In legal usage, Possessory forms several compounds.

==Conventional meanings==
Possessory means, ordinarily:
(1) of or pertaining to a possessor;
(2) arising from possession (e.g. possessory interest) or
(3) that is a possessor (e.g. possessory conservator).

==Compounds==
- possessory interest, a temporary, qualified property in the things of which the mere possession is delivered to a person.
- possessory action, an action brought to recover possession of property. An action to recover possession of real estate, such as ejectment. An action to recover possession of personal property, such as replevin. In Louisiana, an action to recover the possession of immovable property is called a possessory action.
- possessory conservator
- possessory judgment, a judgment which establishes the right to possession.
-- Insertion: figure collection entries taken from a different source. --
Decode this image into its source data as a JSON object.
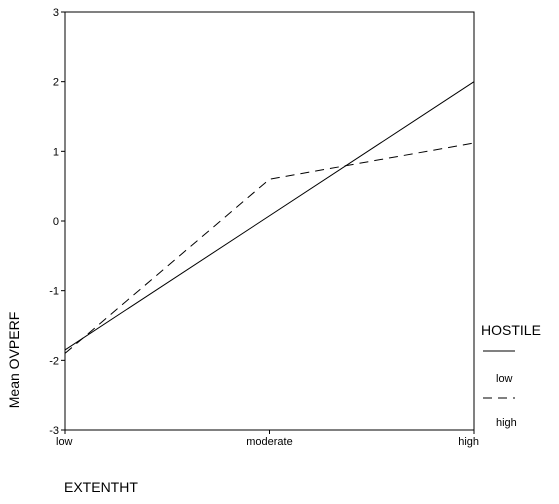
{
  "chart_data": {
    "type": "line",
    "title": "",
    "xlabel": "EXTENTHT",
    "ylabel": "Mean OVPERF",
    "categories": [
      "low",
      "moderate",
      "high"
    ],
    "ylim": [
      -3,
      3
    ],
    "yticks": [
      3,
      2,
      1,
      0,
      -1,
      -2,
      -3
    ],
    "grid": false,
    "legend": {
      "title": "HOSTILE",
      "placement": "right"
    },
    "series": [
      {
        "name": "low",
        "line_style": "solid",
        "points": [
          {
            "x": "low",
            "y": -1.85
          },
          {
            "x": "high",
            "y": 2.0
          }
        ]
      },
      {
        "name": "high",
        "line_style": "dashed",
        "points": [
          {
            "x": "low",
            "y": -1.9
          },
          {
            "x": "moderate",
            "y": 0.6
          },
          {
            "x": "high",
            "y": 1.12
          }
        ]
      }
    ]
  }
}
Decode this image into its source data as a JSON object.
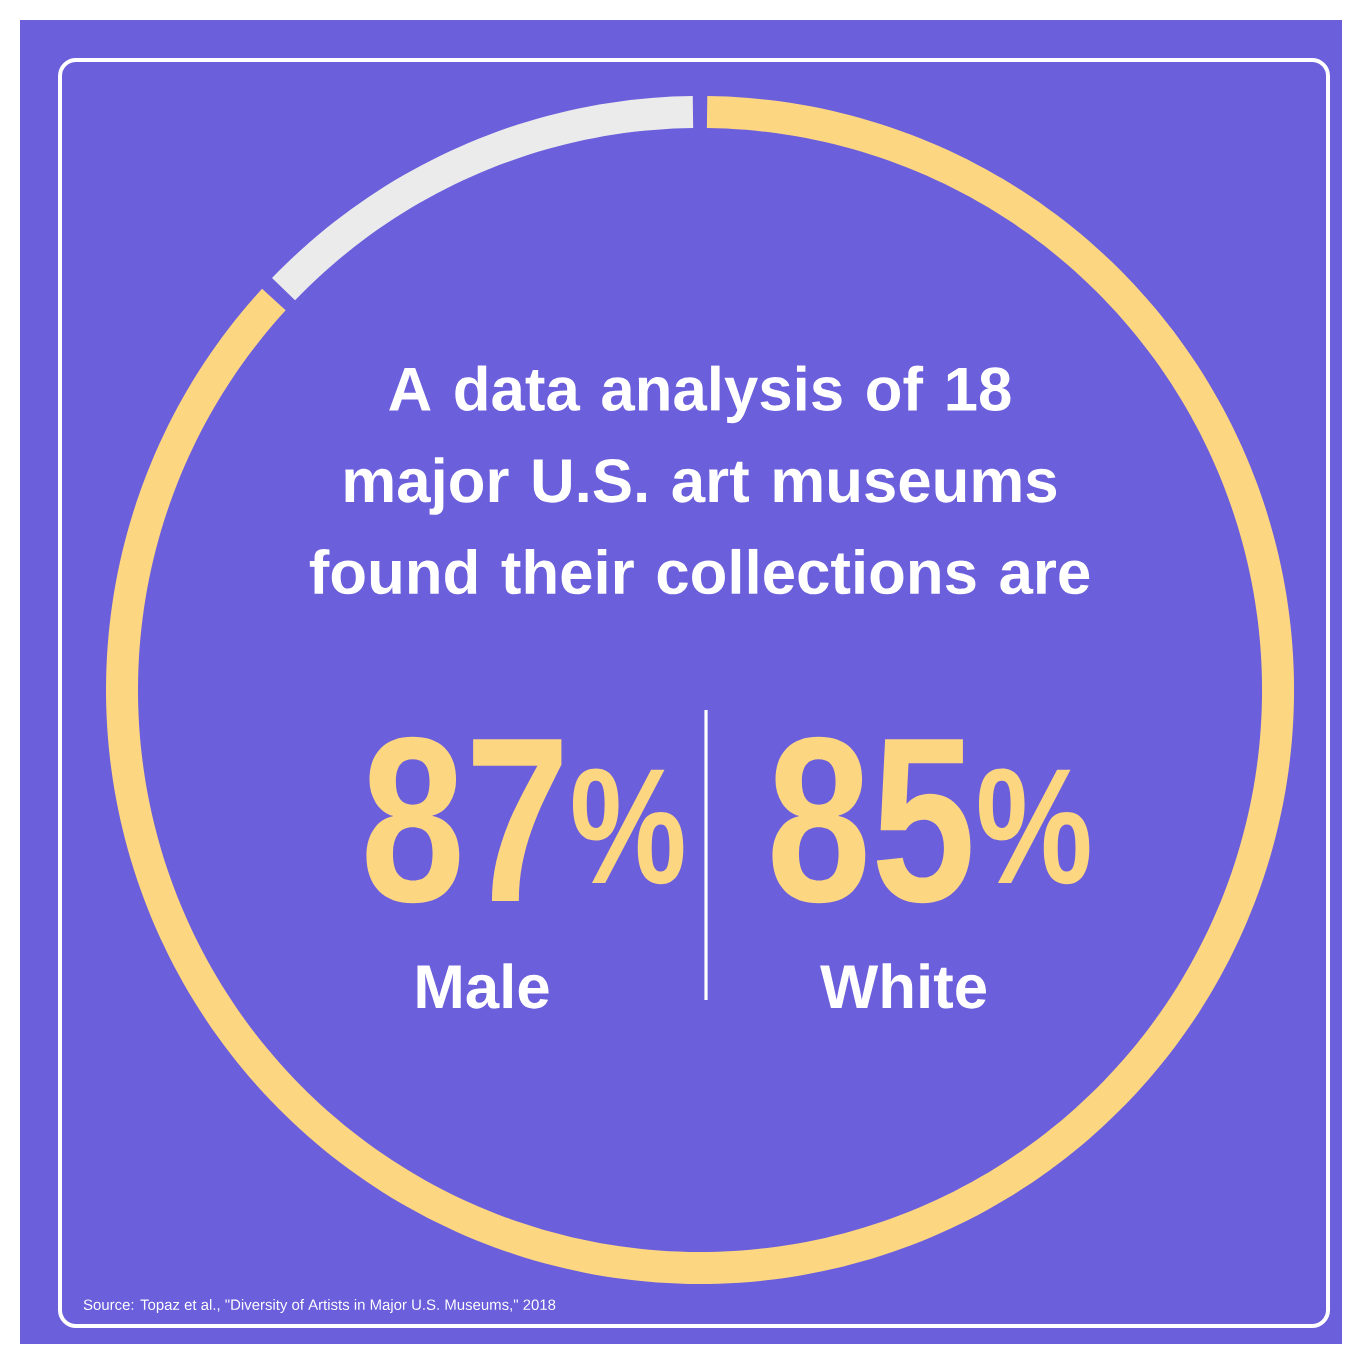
{
  "chart_data": {
    "type": "donut",
    "title": "A data analysis of 18 major U.S. art museums found their collections are",
    "categories": [
      "Male",
      null
    ],
    "values": [
      87,
      13
    ],
    "colors": [
      "#fdd681",
      "#ebebeb"
    ],
    "value_labels": [
      "87$^{%}$",
      null
    ],
    "annotations": [
      "85$^{%}$",
      "White",
      "Source: Topaz et al., \"Diversity of Artists in Major U.S. Museums,\" 2018"
    ]
  }
}
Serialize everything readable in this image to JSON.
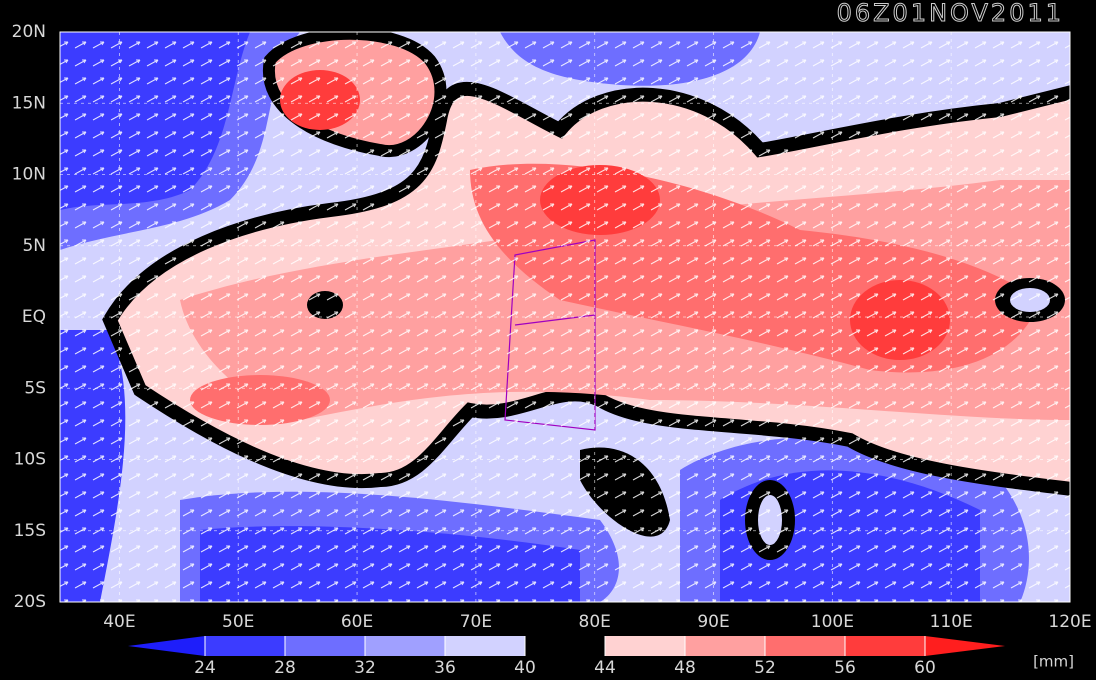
{
  "map": {
    "title": "06Z01NOV2011",
    "lon_range": [
      35,
      120
    ],
    "lat_range": [
      -20,
      20
    ],
    "lon_ticks": [
      {
        "value": 40,
        "label": "40E"
      },
      {
        "value": 50,
        "label": "50E"
      },
      {
        "value": 60,
        "label": "60E"
      },
      {
        "value": 70,
        "label": "70E"
      },
      {
        "value": 80,
        "label": "80E"
      },
      {
        "value": 90,
        "label": "90E"
      },
      {
        "value": 100,
        "label": "100E"
      },
      {
        "value": 110,
        "label": "110E"
      },
      {
        "value": 120,
        "label": "120E"
      }
    ],
    "lat_ticks": [
      {
        "value": 20,
        "label": "20N"
      },
      {
        "value": 15,
        "label": "15N"
      },
      {
        "value": 10,
        "label": "10N"
      },
      {
        "value": 5,
        "label": "5N"
      },
      {
        "value": 0,
        "label": "EQ"
      },
      {
        "value": -5,
        "label": "5S"
      },
      {
        "value": -10,
        "label": "10S"
      },
      {
        "value": -15,
        "label": "15S"
      },
      {
        "value": -20,
        "label": "20S"
      }
    ],
    "colorbar": {
      "ticks": [
        24,
        28,
        32,
        36,
        40,
        44,
        48,
        52,
        56,
        60
      ],
      "colors": [
        "#1e1efa",
        "#3c3cff",
        "#6e6eff",
        "#a0a0ff",
        "#d2d2ff",
        "#000000",
        "#ffd2d2",
        "#ffa0a0",
        "#ff6e6e",
        "#ff3c3c",
        "#ff1e1e"
      ],
      "unit": "[mm]"
    }
  }
}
In Scots law, a judgment giving a party the right to possession until the question of possession is decided in due course of law.
- possessory lien, a lien which continues only during the possession of the lienor.
- possessory proceeding See possessory action; summary possessory proceeding.
- possessory warrant, a process resembling a search warrant used in criminal proceedings, but differing in that it is a civil process under which the property is to be delivered to the person from whom it was violently or fraudulently taken or enticed away or in whose peaceable and lawful possession it last was.
- summary possessory proceeding, a proceeding, summary in character, to which a landlord may resort for the recovery or possession of leased premises when he becomes entitled to possession.